Era incensurato, sconosciuto alle forze dell’ordine – diventerà latitante soltanto il 2 giugno del ‘93 – e in quel momento libero di muoversi (addirittura alcune foto lo ritraggono in platea al teatro Parioli di Roma prima dell’attentato a Maurizio Costanzo). Matteo era capace a livello criminale di ogni impresa e Riina intuì che la pasta era quella giusta. La sua morte, avvenuta nella notte tra domenica 24 e lunedì 25 settembre all’ospedale dell’Aquila a 61 anni, lascia però senza una risposta i segreti sulle stragi di mafia del 1992 e del 1993 e sulle complicità politiche e istituzionali che hanno permesso al mafioso di vivere da latitante per quasi trent’anni. D’altronde, al momento dell’arresto, Messina Denaro ha detto al procuratore capo di Palermo Maurizio De Lucia: "Con voi parlo, ma non collaborerò mai".
Eppure nonostante il silenzio, gli investigatori hanno fatto luce sulla trama di affiliati.

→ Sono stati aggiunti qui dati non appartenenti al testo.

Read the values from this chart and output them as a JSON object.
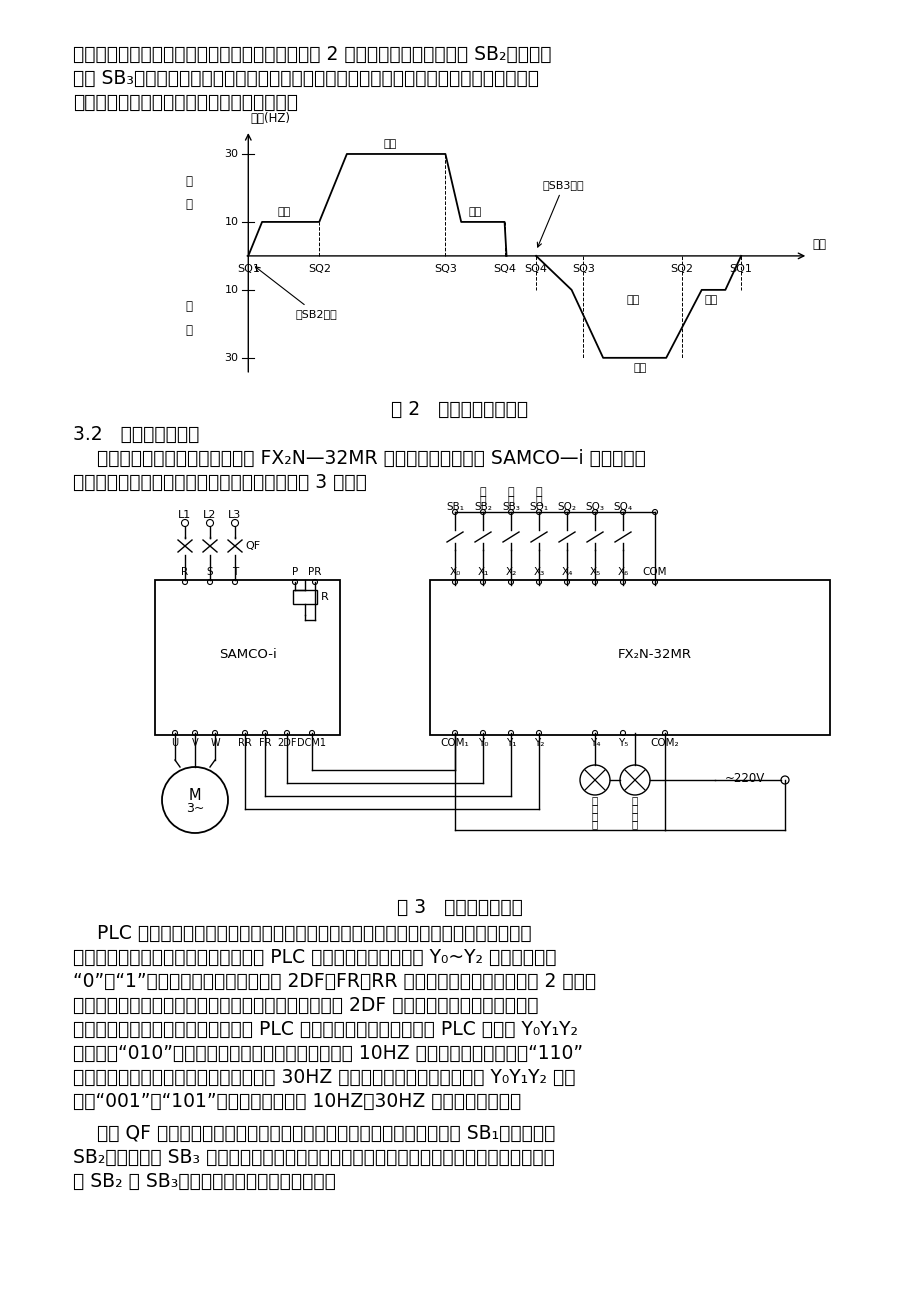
{
  "bg_color": "#ffffff",
  "para1": "程划分为三个行程区间，各区间段的升降速度如图 2 所示。按下提升起动按钮 SB₂（或下降",
  "para2": "按钮 SB₃），吊笼以较低的一速速度平稳起动，运行到预定位置时，以二速速度快速运行，",
  "para3": "等再到达预定位置时，以一速实现平稳停车。",
  "fig2_caption": "图 2   升降机升降速度图",
  "sec32_title": "3.2   系统的硬件构成",
  "sec32_para1": "    升降机自动控制系统主要由三菱 FX₂N—32MR 可编程控制器、三昆 SAMCO—i 变频器、三",
  "sec32_para2": "相鼠笼式异步电动机组成。系统的硬件接线如图 3 所示。",
  "fig3_caption": "图 3   系统的硬件接线",
  "plc_para1": "    PLC 控制一方面代替继电线路，另一方面，对于系统所要求的提升和下降、以及由限",
  "plc_para2": "位开关获取吊笼运行的位置信息，通过 PLC 内部程序的处理后，在 Y₀~Y₂ 端输出相应的",
  "plc_para3": "“0”、“1”信号来控制变频器输入端子 2DF、FR、RR 的状态，使变频器及时按图 2 所示输",
  "plc_para4": "出相应的频率，从而控制升降机的运行特性。速度档由 2DF 选择，每档速度的大小则通过",
  "plc_para5": "对变频器进行功能预置设定，再通过 PLC 的程序来控制频率切换。当 PLC 输出端 Y₀Y₁Y₂",
  "plc_para6": "的状态为“010”时，变频器输出一速频率，升降机以 10HZ 对应的转速上升，当为“110”",
  "plc_para7": "状态时，变频器输出二速频率，升降机以 30HZ 对应的转速上升；相应的，当 Y₀Y₁Y₂ 的状",
  "plc_para8": "态为“001”、“101”时，升降机分别以 10HZ、30HZ 对应的转速下降。",
  "plc_para9": "    图中 QF 为断路器，具有隔离、过电流、欠电压等保护作用。急停按钮 SB₁、上升按钮",
  "plc_para10": "SB₂、下降按钮 SB₃ 根据操作方便可安装在底部和顶部，或者两地都安装，操作时，只需按",
  "plc_para11": "下 SB₂ 或 SB₃，系统就可自动实现程序控制。",
  "speed_sq1l": 1.0,
  "speed_sq2l": 2.8,
  "speed_sq3l": 6.0,
  "speed_sq4l": 7.5,
  "speed_sq4r": 8.3,
  "speed_sq3r": 9.5,
  "speed_sq2r": 12.0,
  "speed_sq1r": 13.5
}
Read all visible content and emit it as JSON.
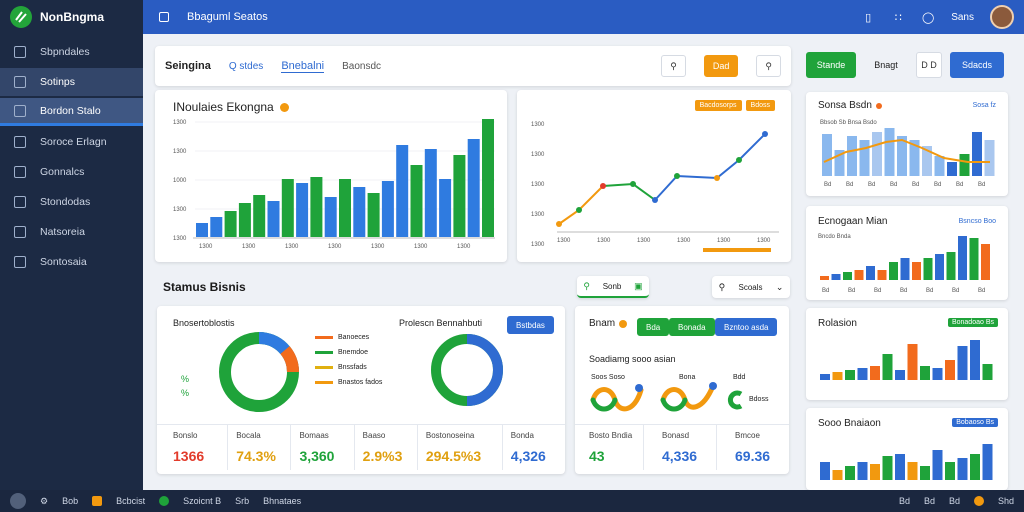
{
  "brand": {
    "name": "NonBngma"
  },
  "sidebar": {
    "items": [
      {
        "label": "Sbpndales"
      },
      {
        "label": "Sotinps"
      },
      {
        "label": "Bordon Stalo"
      },
      {
        "label": "Soroce Erlagn"
      },
      {
        "label": "Gonnalcs"
      },
      {
        "label": "Stondodas"
      },
      {
        "label": "Natsoreia"
      },
      {
        "label": "Sontosaia"
      }
    ]
  },
  "topbar": {
    "title": "Bbaguml Seatos",
    "user_label": "Sans"
  },
  "toolbar": {
    "title": "Seingina",
    "search_label": "Q stdes",
    "link_label": "Bnebalni",
    "filter_label": "Baonsdc",
    "orange_label": "Dad"
  },
  "right_toolbar": {
    "green_label": "Stande",
    "text_label": "Bnagt",
    "toggle_label": "D D",
    "blue_label": "Sdacds"
  },
  "main_chart": {
    "title": "INoulaies Ekongna",
    "y_ticks": [
      "1300",
      "1300",
      "1000",
      "1300",
      "1300"
    ],
    "x_ticks": [
      "1300",
      "1300",
      "1300",
      "1300",
      "1300",
      "1300",
      "1300"
    ]
  },
  "line_chart": {
    "badges": [
      "Bacdosorps",
      "Bdoss"
    ],
    "y_ticks": [
      "1300",
      "1300",
      "1300",
      "1300",
      "1300"
    ],
    "x_ticks": [
      "1300",
      "1300",
      "1300",
      "1300",
      "1300",
      "1300"
    ]
  },
  "section2": {
    "title": "Stamus Bisnis",
    "dropdown1": "Sonb",
    "dropdown2": "Scoals"
  },
  "donut_card": {
    "title1": "Bnosertoblostis",
    "title2": "Prolescn Bennahbuti",
    "button": "Bstbdas",
    "legend": [
      "Banoeces",
      "Bnemdoe",
      "Bnssfads",
      "Bnastos fados"
    ],
    "stats": [
      {
        "label": "Bonslo",
        "value": "1366"
      },
      {
        "label": "Bocala",
        "value": "74.3%"
      },
      {
        "label": "Bomaas",
        "value": "3,360"
      },
      {
        "label": "Baaso",
        "value": "2.9%3"
      },
      {
        "label": "Bostonoseina",
        "value": "294.5%3"
      },
      {
        "label": "Bonda",
        "value": "4,326"
      }
    ]
  },
  "status_card": {
    "title": "Bnam",
    "btn_green1": "Bda",
    "btn_green2": "Bonada",
    "btn_blue": "Bzntoo asda",
    "subtitle": "Soadiamg sooo asian",
    "labels": [
      "Soos Soso",
      "Bona",
      "Bdd",
      "Bdoss"
    ],
    "stats": [
      {
        "label": "Bosto Bndia",
        "value": "43"
      },
      {
        "label": "Bonasd",
        "value": "4,336"
      },
      {
        "label": "Bmcoe",
        "value": "69.36"
      }
    ]
  },
  "mini1": {
    "title": "Sonsa Bsdn",
    "link": "Sosa fz",
    "legend": "Bbsob Sb Bnsa Bsdo",
    "x_ticks": [
      "Bd",
      "Bd",
      "Bd",
      "Bd",
      "Bd",
      "Bd",
      "Bd",
      "Bd"
    ]
  },
  "mini2": {
    "title": "Ecnogaan Mian",
    "link": "Bsncso Boo",
    "legend": "Bncdo Bnda",
    "x_ticks": [
      "Bd",
      "Bd",
      "Bd",
      "Bd",
      "Bd",
      "Bd",
      "Bd"
    ]
  },
  "mini3": {
    "title": "Rolasion",
    "badge": "Bonadoao Bs"
  },
  "mini4": {
    "title": "Sooo Bnaiaon",
    "badge": "Bobaoso Bs"
  },
  "bottombar": {
    "items": [
      "Bob",
      "Bcbcist",
      "Szoicnt B",
      "Srb",
      "Bhnataes"
    ],
    "right": [
      "Bd",
      "Bd",
      "Bd",
      "Shd"
    ]
  },
  "colors": {
    "blue": "#2f7be0",
    "green": "#1fa33a",
    "orange": "#f2990f",
    "teal": "#18a6c9",
    "sidebar": "#1c2a44",
    "topbar": "#2a5cc2"
  }
}
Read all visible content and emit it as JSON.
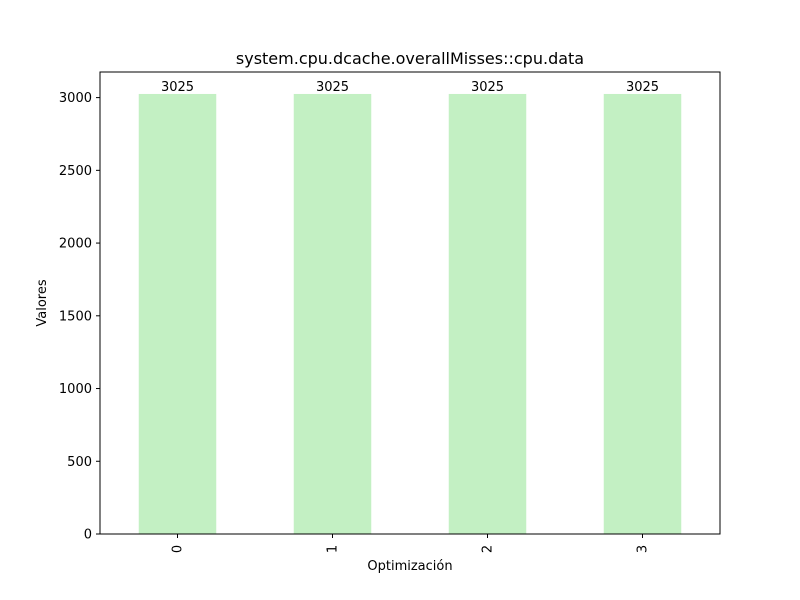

Alcuni sono nomi sconosciuti, incensurati, mai indagati prima. Altri invece sono vecchie conoscenze come il ‘prestanome’ Leonardo Bonafede (Matteo ne aveva preso addirittura l’identità), il cui disvelamento aveva fatto dire al gip Alfredo Montalto: "La tutela della latitanza di Messina Denaro è stata affidata, non solo a soggetti sconosciuti e inimmaginabili, ma soprattutto a un soggetto conosciutissimo dalle forze dell’ordine e cioè a quel Leonardo Bonafede da sempre ben noto, oltre che come reggente della famiglia mafiosa di Campobello di Mazara, soprattutto per la sua trascorsa frequentazione e amicizia con il padre di Messina Denaro".
L’arresto di ’Diabolik’ segna un punto a favore dello Stato, ma guai a pensare che la guerra a Cosa Nostra sia vinta. "La mafia è camaleontica e cerca costantemente nuovi modi per infiltrarsi e prosperare", dice l’aggiunto palermitano Paolo Guido. Ci sono nel 2024 sfide significative da affrontare, inclusi fenomeni come la corruzione, la complicità a livello locale, lo spostamento delle risorse da riciclare in aree diverse dalla Sicilia, e soprattutto il continuo adattamento delle organizzazioni criminali alle pressioni statali.